Last 4 December, SMC issued a statement that "currently, the Ilijan facility is on extended outage following the refusal of SPEX to supply the 70 petajoules in banked gas from Malampaya."
"Without a live contract, Malampaya gas cannot be sold legally to SPPC," the consortium reiterated.
"Diverting supply to Ilijan, which would be irregular and illegal without a contract, will result in depriving the other power producers with active contracts in the Luzon grid of natural gas," it explained.
Currently, the Malampaya gas-to-power plant supplies all of the natural gas used by the Luzon grid, including the supply to power generators with live and approved contracts.
Disrupting process
The consortium also belied claims that the Luzon power grid would be affected if the Ilijan power plant is not prioritized in Malampaya's banked gas allocation.

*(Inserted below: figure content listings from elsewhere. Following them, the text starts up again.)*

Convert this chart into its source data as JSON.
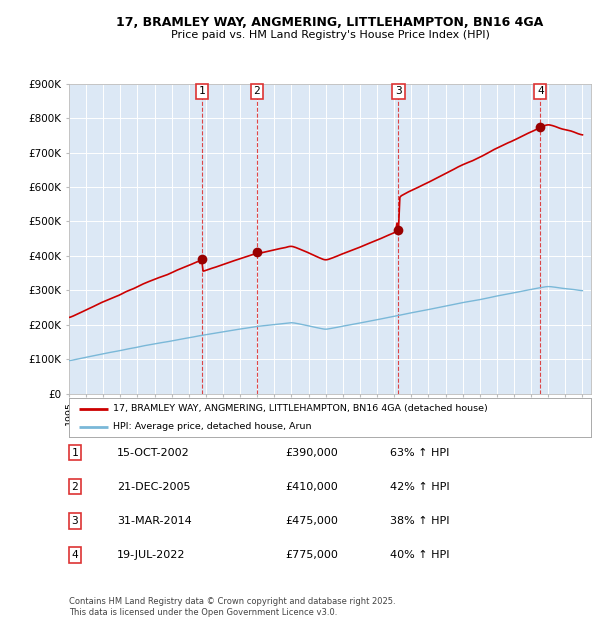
{
  "title1": "17, BRAMLEY WAY, ANGMERING, LITTLEHAMPTON, BN16 4GA",
  "title2": "Price paid vs. HM Land Registry's House Price Index (HPI)",
  "background_color": "#ffffff",
  "plot_bg_color": "#dce8f5",
  "grid_color": "#ffffff",
  "red_line_color": "#cc0000",
  "blue_line_color": "#7ab8d8",
  "sale_marker_color": "#990000",
  "vline_color": "#dd3333",
  "ylim": [
    0,
    900000
  ],
  "yticks": [
    0,
    100000,
    200000,
    300000,
    400000,
    500000,
    600000,
    700000,
    800000,
    900000
  ],
  "ytick_labels": [
    "£0",
    "£100K",
    "£200K",
    "£300K",
    "£400K",
    "£500K",
    "£600K",
    "£700K",
    "£800K",
    "£900K"
  ],
  "xlim_start": 1995,
  "xlim_end": 2025.5,
  "sales": [
    {
      "label": "1",
      "date": "15-OCT-2002",
      "year": 2002.79,
      "price": 390000,
      "pct": "63% ↑ HPI"
    },
    {
      "label": "2",
      "date": "21-DEC-2005",
      "year": 2005.97,
      "price": 410000,
      "pct": "42% ↑ HPI"
    },
    {
      "label": "3",
      "date": "31-MAR-2014",
      "year": 2014.25,
      "price": 475000,
      "pct": "38% ↑ HPI"
    },
    {
      "label": "4",
      "date": "19-JUL-2022",
      "year": 2022.54,
      "price": 775000,
      "pct": "40% ↑ HPI"
    }
  ],
  "legend_label_red": "17, BRAMLEY WAY, ANGMERING, LITTLEHAMPTON, BN16 4GA (detached house)",
  "legend_label_blue": "HPI: Average price, detached house, Arun",
  "footer": "Contains HM Land Registry data © Crown copyright and database right 2025.\nThis data is licensed under the Open Government Licence v3.0.",
  "table_rows": [
    [
      "1",
      "15-OCT-2002",
      "£390,000",
      "63% ↑ HPI"
    ],
    [
      "2",
      "21-DEC-2005",
      "£410,000",
      "42% ↑ HPI"
    ],
    [
      "3",
      "31-MAR-2014",
      "£475,000",
      "38% ↑ HPI"
    ],
    [
      "4",
      "19-JUL-2022",
      "£775,000",
      "40% ↑ HPI"
    ]
  ]
}
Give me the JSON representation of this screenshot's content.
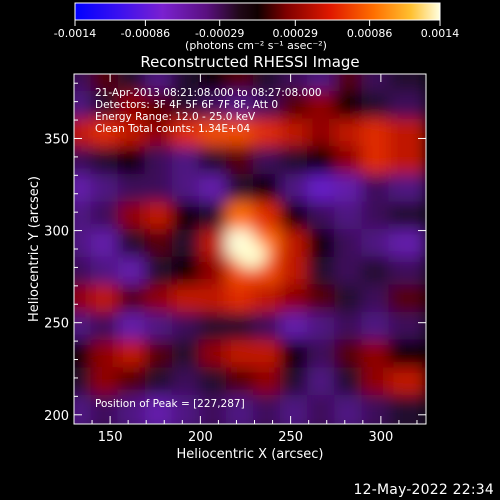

"If gas is supplied to Ilijan, the sum is the same. This will mean less supply to the other power plant customers," the consortium said.
"Diverting gas supply to Ilijan at this time would siphon off the supply from other power producers and worsen the power supply situation," it added.
The volume of gas from the Malampaya field, verified by the Department of Energy, is nearing maximum reserve drawdown. Thus, the supply covered by SC 38 "needs to be fairly distributed."
All banked gas that can be distributed should follow contract terms and there is no bank gas stored that belongs to SPPC or any other generation companies.
The consortium also noted that the "supply for the Ilijan power plant is under consideration as additional gas volume is extracted, if possible, following the extension of SC 38's license."
However, the claim of SPPC disrupts the process and delays the resolution that "would have provided for a win-win solution for all players in the business value chain of Malampaya."
Suspended contract
The 670-megawatt Power Supply Agreement between SMC Global Power and power distributor Manila Electric Co. was suspended based on a 60-day temporary restraining order obtained from the Court of Appeals.
The so-called restrictions in the natural gas supply were among the reasons that SMC cited for its petition for a rate increase that the Energy Regulatory Commission rejected since the regulator compelled SMC to follow the fixed pricing term in the deal.
To offset the impact of the PSA cessation, SMC offered the capacity of its Ilijan plant exclusively to Meralco. The Ilijan plant remains idle, however, since it is on an extended shutdown as it does not have a fuel supplier as it can't access the banked gas it bought, while its liquefied natural gas terminal project faced delays.
The company said that the offer to operate Ilijan will only cost Meralco a minimal P1 per kilowatt-hour in capital recovery fee, or half of its capital cost on the facility.
Various estimates, however, point to several hidden costs in the offer and putting them together will translate to a power rate of from P6 to P9 per kilowatt hour.
Since Ilijan is on an extended shutdown, without a fuel supplier, the offer could mean that Meralco would purchase the natural gas Ilijan needs.
SPPC bought from Psalm the banked gas meant for the Ilijan plant last June for $1.2 billion but First Gas already has the first crack at the Malampaya allocation for this year.
Nonetheless, a Meralco source said aside from the P1 capital recovery fee under the SMC offer, operations and maintenance will be around 30 centavos plus P5 for fuel or P6.30 per kilowatt hour "all in."